In this retrospective analysis of nine renal transplant recipients with recurrent UTIs who underwent urodynamics, all patients had normal compliance and voiding pressures. Native ureteral reflux occurred in one patient who had a history of a febrile UTI and transplant ureteral reflux in four patients. No patients exhibited an obstructive pattern and management was not altered based on results of urodynamic testing.
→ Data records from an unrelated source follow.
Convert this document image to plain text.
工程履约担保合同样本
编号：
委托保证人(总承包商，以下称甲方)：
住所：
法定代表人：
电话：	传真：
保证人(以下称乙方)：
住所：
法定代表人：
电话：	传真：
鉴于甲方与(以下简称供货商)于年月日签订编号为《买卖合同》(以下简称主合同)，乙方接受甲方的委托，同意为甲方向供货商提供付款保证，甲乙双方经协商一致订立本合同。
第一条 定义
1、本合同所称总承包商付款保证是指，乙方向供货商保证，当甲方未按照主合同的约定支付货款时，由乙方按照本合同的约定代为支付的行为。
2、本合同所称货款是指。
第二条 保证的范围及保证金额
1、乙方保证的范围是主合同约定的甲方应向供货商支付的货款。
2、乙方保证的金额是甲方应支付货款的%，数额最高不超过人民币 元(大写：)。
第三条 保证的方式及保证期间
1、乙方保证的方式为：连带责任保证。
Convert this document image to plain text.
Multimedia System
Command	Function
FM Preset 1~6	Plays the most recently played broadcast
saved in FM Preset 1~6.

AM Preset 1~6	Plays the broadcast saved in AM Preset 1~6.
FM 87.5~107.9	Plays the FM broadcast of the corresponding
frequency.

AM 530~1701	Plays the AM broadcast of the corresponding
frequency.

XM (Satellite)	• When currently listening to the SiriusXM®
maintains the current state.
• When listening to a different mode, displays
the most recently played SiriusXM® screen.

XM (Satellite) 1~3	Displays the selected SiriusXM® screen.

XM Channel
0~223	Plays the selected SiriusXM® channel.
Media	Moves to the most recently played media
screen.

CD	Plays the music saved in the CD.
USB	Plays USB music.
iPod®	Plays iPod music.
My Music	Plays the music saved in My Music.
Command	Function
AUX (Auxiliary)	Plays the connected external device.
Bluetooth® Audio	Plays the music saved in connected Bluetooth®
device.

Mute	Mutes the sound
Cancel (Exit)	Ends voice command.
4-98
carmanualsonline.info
The etiology of recurrent UTIs in our cohort is likely multifactorial and patients had several risk factors. Seven patients were female, a finding that mirrors the high female-to-male ratio in other studies and likely reflects the pattern of UTIs in the general population6,7. Five had diabetes mellitus- in a study of nearly 30,000 renal transplant recipients, patients with diabetes had a 43% increased risk of UTI requiring hospitalization7,8. Two had multi-drug resistant uropathogens, which has been found to be an independent predictor for recurrent UTIs2. VUR in a native or transplant kidney was present in five patients, a finding in nearly half of renal transplant recipients with recurrent UTIs in another cohort6. However, the true impact of reflux is unclear as it has also been shown to have no impact on the incidence of UTIs or on graft or patient survival9. While four patients in our cohort had transplant ureteral reflux, the one patient with an abnormal creatinine who experienced recurrent febrile UTIs had native ureteral reflux, and this has been associated with an increased risk of UTI10.
Recipients who experience recurrent UTIs do appear to have worsened renal function. Pelle, et al. found that at one year post-transplantation, mean serum creatinine values were significantly higher in patients who had experienced acute pyelonephritis compared to patients without UTIs (2.01 vs. 1.59, p<0.01). In fact, creatinine clearance was 50% lower in these patients with acute pyelonephritis at four years follow-up compared to those without. In line with this study, our data showed a decline in renal function from a mean serum creatinine nadir after transplant of 0.86 to 1.47 at last follow-up. This decline may be due to VUR causing renal scarring, but the significance of such scarring on long-term graft survival may be minimal as previously discussed6.
The relative lack of literature regarding the role of diagnostic studies in renal transplant recipients with recurrent UTIs leaves providers with minimal guidance for selecting directed and appropriate testing. Among a cohort with recurrent UTIs after transplant, 32 patients underwent renal scintigraphy with 99mTc-dimercaptosuccinic acid (DMSA) and voiding cystourethrogram (VCUG)6. However, focal renal cortical defects detected on DMSA were not associated with inferior graft survival at a median follow-up of 15 years. As these advanced studies did not impact management, DMSA and VCUG may have minimal utility in the diagnostic workup for this population.
Urodynamic studies were performed after renal transplant in our cohort, but Theodorou, et al. subjected 44 patients with known or suspected lower urinary tract dysfunction to pre-transplant urodynamics. 68% of patients had a urodynamic abnormality that precluded renal transplantation, including neuropathic bladder, small capacity bladder, bladder outlet obstruction, or idiopathic detrusor overactivity. 32% of patients underwent surgical treatment prior to transplant11. In contrast to our study, all patients in this cohort had lower tract dysfunction which may have improved the utility of urodynamics. Further studies will need to assess whether these patients had fewer UTIs post-transplant as a result of pre-transplant urodynamics and treatment.
There are several limitations to this study. First, we have a small sample size but this is due to exclusion of patients with neurogenic bladder and lower urinary tract symptoms who had known reasons for developing recurrent UTIs. Second, it is a retrospective study. Furthermore, our mean follow-up time was 2.46 years and bladder dysfunction may become more evident in this population with longer follow-up.